Wypłacone odszkodowanie jest więc odszkodowaniem za utraconą przesyłkę, nie zaś za wadliwość wykonanej usługi przewozu, ta nie została bowiem wykonana. Tymczasem za koszty uzyskania przychodu nie uznaje się kar umownych i odszkodowań z tytułu wad dostarczonych towarów, wykonanych robót i usług oraz zwłoki w dostarczeniu towaru wolnego od wad lub zwłoki w usunięciu wad towarów albo wykonanych robót i usług (art. 23 ust. 1 pkt 19 ustawy z 26 lipca 1991 o podatku dochodowym od osób fizycznych - dalej u.p.d.o.f. Do żadnej z tych kategorii nie można zakwalifikować zaś wypłaconego w przedstawionym w pytaniu stanie faktycznym odszkodowania.

Niezbędne jest więc jedynie, by wypłata odszkodowania posiadała związek przyczynowo-skutkowy z uzyskanymi przychodami (art. 22 ust. 1 u.p.d.o.f.). W mojej ocenie w przedstawionym przypadku związek taki istnieje, choć jest pośredni. Obowiązek zapłaty tej kwoty wynika bowiem z zawartej w celu osiągnięcia przychodu umowy przewozu. Utrata przewożonego towaru zaś mieści się w ryzyku prowadzonej przez firmę transportową działalności gospodarczej.

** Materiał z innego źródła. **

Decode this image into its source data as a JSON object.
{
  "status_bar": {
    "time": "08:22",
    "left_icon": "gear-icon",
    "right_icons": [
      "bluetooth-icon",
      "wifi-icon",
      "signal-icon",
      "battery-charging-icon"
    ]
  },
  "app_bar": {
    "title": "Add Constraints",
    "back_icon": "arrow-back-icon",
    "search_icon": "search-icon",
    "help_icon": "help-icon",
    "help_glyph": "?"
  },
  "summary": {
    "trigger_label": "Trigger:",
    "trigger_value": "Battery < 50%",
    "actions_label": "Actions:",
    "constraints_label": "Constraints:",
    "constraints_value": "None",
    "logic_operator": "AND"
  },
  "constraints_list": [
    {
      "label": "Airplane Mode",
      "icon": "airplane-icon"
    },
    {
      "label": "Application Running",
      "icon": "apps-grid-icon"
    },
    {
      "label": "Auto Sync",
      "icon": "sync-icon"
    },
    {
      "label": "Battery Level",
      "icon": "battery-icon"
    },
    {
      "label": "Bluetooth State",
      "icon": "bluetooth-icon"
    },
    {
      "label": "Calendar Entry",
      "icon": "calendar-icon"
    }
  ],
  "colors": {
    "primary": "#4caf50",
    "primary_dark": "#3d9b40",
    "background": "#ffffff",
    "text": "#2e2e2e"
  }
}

Nie ma więc przeszkód, by zaliczyć wypłacone odszkodowanie do kosztów podatkowych.

Podobna sytuacja będzie miała miejsce, gdy utrata towaru wystąpi z powodu niezawinionej przez przewoźnika awarii pojazdu czy naczepy (np. awaria chłodni, wyciek w cysternie, wypadek drogowy itp.). Można przyjąć, o ile inne okoliczności nie obalają tego domniemania, że zaniedbania przewoźnika nie będzie można wykazać w sytuacji, gdy uszkodzony pojazd będzie posiadał aktualne badania techniczne i dozorowe. Niezbędne jest jednak, by uszkodzenie czy zniszczenie środka transportu miało charakter losowy, nie zaś było wynikiem zaniedbania przewoźnika czy jego pracowników. Zaniedbaniem takim może być zaś niedopełnienie obowiązku przeprowadzenia przeglądów czy wina kierowcy w spowodowaniu wypadku.

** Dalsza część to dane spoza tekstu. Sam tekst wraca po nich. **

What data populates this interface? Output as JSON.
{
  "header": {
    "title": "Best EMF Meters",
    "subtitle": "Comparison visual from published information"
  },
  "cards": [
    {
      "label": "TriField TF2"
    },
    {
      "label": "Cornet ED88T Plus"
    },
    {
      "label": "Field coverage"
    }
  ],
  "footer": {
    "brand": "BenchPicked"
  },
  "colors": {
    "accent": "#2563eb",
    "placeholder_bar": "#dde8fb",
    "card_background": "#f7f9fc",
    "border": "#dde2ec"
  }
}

Na marginesie należy zaznaczyć, iż nie ma w tym przypadku znaczenia, czy przewożony towar został objęty ubezpieczeniem. Zawarta umowa ubezpieczenia jednak pozwala przyjąć, że koszt podatkowy nie nastąpił w wyniku niedopełnienia niedochowania staranności przez przewoźnika. Jest to o tyle znaczące, że niekiedy organy podatkowe odmawiają uznania potrącalności kosztów zawinionych przez podatnika. Spotkać się również można z taką sytuacją w przypadku kosztów poniesionych z uwagi na nieodpowiedni dobór kontrahentów, w tym przypadku przewoźnika, którym okazała się "firma-krzak". O ile jednak wybór kontrahenta dokonywany jest w zwykły w danych stosunkach sposób należy przyjąć, że ryzyko z tym związane stanowi normalne ryzyko prowadzonej działalności gospodarczej.